The appeal of Christian Science was distinctly from the...

Twentieth Century Magazine

The appeal of Christian Science was distinctly from the letter to the spirit; from externalism—from rite, form, and ritual and whatever appealed preeminently to the physical senses—to the great spiritual verities. It insisted on the recognition of the omnipotence, omniscience, and omnipresence of Deity and on acceptance of the Bible declaration that God is Spirit and that in Him we live, move, and have our being. It held that inasmuch as man was created in the image and likeness of God, the real man must be spiritual; and inasmuch as God had given to man dominion over all created things, such sovereignty was rightfully his, to exercise in accordance with the spiritual law of Love. It taught that Christ Jesus was the fullest embodiment of Deity that had appeared garmented in the flesh, and that his recognition of the sonship of man, his understanding of the imperial power of the Spirit of God, reflected in man, on the canvas of time, gave to those who realized their oneness with the Father the power to overcome disease and to reflect the life, love, and beauty which were the rightful heritage of sons of God and partakers of the divine Mind.

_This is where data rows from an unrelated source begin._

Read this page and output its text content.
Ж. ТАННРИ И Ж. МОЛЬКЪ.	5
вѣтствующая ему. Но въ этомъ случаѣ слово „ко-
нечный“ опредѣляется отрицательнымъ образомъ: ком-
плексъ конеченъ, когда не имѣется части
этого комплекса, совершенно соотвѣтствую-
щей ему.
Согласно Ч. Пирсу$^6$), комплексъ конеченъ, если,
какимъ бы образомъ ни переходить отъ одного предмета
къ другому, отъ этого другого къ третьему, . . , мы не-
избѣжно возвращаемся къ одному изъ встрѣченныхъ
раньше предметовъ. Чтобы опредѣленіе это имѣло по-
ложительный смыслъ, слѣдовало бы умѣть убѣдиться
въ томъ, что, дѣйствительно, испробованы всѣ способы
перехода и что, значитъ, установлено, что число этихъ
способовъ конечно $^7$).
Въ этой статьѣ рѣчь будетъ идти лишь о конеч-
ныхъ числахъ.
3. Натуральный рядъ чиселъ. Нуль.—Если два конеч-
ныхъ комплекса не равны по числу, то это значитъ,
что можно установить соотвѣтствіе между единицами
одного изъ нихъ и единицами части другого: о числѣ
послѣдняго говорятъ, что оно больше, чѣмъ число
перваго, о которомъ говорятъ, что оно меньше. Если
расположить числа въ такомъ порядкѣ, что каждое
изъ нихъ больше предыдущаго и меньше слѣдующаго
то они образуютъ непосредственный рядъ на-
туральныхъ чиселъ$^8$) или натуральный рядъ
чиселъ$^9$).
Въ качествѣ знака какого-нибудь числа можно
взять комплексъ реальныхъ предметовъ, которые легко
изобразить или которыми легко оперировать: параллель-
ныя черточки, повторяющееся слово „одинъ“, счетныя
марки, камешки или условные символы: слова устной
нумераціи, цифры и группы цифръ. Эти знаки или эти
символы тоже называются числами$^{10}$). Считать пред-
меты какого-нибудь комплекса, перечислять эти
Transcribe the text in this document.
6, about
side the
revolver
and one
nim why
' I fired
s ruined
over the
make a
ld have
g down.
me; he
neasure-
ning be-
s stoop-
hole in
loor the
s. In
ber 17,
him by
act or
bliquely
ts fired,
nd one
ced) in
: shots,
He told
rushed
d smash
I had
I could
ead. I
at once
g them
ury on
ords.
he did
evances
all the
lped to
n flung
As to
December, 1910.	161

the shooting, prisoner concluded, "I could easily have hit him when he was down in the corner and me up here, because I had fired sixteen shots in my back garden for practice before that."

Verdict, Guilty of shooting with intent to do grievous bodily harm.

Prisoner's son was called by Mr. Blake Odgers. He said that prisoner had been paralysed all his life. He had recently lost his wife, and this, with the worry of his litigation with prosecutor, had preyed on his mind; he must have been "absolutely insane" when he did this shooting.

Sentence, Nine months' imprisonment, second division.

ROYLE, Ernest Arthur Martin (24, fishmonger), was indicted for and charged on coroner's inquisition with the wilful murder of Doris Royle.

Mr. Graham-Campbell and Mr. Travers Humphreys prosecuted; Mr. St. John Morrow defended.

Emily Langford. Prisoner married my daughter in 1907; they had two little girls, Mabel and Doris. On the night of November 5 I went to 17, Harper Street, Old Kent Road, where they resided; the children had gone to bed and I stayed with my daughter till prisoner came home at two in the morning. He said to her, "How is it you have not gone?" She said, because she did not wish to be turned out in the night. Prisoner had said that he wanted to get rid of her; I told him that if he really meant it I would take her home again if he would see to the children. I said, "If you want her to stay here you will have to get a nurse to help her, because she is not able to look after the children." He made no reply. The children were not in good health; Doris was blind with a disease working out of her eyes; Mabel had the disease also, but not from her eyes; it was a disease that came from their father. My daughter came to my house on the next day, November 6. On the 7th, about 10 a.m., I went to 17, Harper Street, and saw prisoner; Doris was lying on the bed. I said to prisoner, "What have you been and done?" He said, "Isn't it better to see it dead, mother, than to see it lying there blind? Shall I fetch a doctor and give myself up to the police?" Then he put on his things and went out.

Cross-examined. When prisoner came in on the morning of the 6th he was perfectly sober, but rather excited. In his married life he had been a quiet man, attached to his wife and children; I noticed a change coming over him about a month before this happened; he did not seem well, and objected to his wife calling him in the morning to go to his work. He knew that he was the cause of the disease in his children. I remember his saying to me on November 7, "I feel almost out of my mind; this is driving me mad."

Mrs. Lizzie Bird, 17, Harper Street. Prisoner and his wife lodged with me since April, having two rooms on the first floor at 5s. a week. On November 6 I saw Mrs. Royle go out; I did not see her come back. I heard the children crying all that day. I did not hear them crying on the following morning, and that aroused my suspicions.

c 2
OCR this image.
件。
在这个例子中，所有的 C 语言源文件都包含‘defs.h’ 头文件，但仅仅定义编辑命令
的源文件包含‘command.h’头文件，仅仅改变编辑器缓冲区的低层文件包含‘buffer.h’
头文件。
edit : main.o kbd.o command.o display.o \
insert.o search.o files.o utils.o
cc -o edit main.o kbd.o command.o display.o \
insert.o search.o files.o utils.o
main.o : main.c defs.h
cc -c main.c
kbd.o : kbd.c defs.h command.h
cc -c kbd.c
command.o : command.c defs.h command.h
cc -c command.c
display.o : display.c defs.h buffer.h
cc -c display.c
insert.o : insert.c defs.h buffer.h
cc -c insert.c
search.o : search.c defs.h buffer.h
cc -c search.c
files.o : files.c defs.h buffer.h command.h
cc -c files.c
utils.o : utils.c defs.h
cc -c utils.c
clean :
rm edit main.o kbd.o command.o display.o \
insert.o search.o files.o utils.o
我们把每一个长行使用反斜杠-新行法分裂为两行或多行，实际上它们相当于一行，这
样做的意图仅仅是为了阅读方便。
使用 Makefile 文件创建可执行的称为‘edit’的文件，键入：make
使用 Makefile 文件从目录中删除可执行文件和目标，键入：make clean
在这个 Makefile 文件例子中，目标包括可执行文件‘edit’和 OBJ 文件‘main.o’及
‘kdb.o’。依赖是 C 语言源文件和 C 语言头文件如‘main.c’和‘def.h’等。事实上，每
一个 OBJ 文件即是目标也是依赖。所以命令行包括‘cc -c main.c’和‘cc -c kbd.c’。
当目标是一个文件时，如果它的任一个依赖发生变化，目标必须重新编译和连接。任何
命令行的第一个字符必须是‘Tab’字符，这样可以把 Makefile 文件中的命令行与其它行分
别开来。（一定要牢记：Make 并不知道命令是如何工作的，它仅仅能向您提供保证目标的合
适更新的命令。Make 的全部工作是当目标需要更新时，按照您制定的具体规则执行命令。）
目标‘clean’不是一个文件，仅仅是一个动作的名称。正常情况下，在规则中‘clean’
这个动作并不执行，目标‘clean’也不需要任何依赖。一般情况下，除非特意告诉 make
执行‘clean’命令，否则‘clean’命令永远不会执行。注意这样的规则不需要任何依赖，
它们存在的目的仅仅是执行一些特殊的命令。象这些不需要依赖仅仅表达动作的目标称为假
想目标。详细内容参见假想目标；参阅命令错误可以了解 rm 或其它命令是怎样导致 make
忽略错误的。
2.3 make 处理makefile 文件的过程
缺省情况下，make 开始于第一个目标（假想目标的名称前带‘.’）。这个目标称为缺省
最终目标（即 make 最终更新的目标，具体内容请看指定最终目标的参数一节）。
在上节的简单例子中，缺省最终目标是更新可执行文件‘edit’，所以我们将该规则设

Plato, as all students of the great Greek know, held that the world of ideas was the world of reality, and the world of sense perception the shadow world. Emmanuel Kant held that "the corporeal, world is nothing but phenomenal, and sense perceptions are the material out of which it is built." And so one might fill pages with extracts from master thinkers of the ages, showing strong points of resemblance to the teachings which came to Mrs. Eddy as a result of her profound study of the Bible. They show how pitifully shallow and ignorant are those critics who, steeped in materialistic conservatism or slaves of externalism, have ridiculed the teachings of Science and Health as incoherent, inconsistent, and wanting in philosophical basis or religious warrant. The difficult which such critics experience is due to the fact that they judge metaphysical philosophy from materialistic philosophical premises. They allow their prejudices to warp their opinion, and they fail to study sufficiently Science and Health to gain a comprehensive grasp of the author's thought in its entirety.

What is the secret of this rapid and steady growth, at a time like the present, when intellectualism and materialism are moving hand in hand with externalism and formalism, and when, with all their wealth and multitudinous devices to attract and hold the congregations, the majority of Protestant churches are rarely filled and often almost empty? How can we account for the phenomenon of this new church, Sundays and Wednesdays, being thronged to the seating capacity of the edifices and often being compelled to repeat the Sunday services in order to accommodate the public?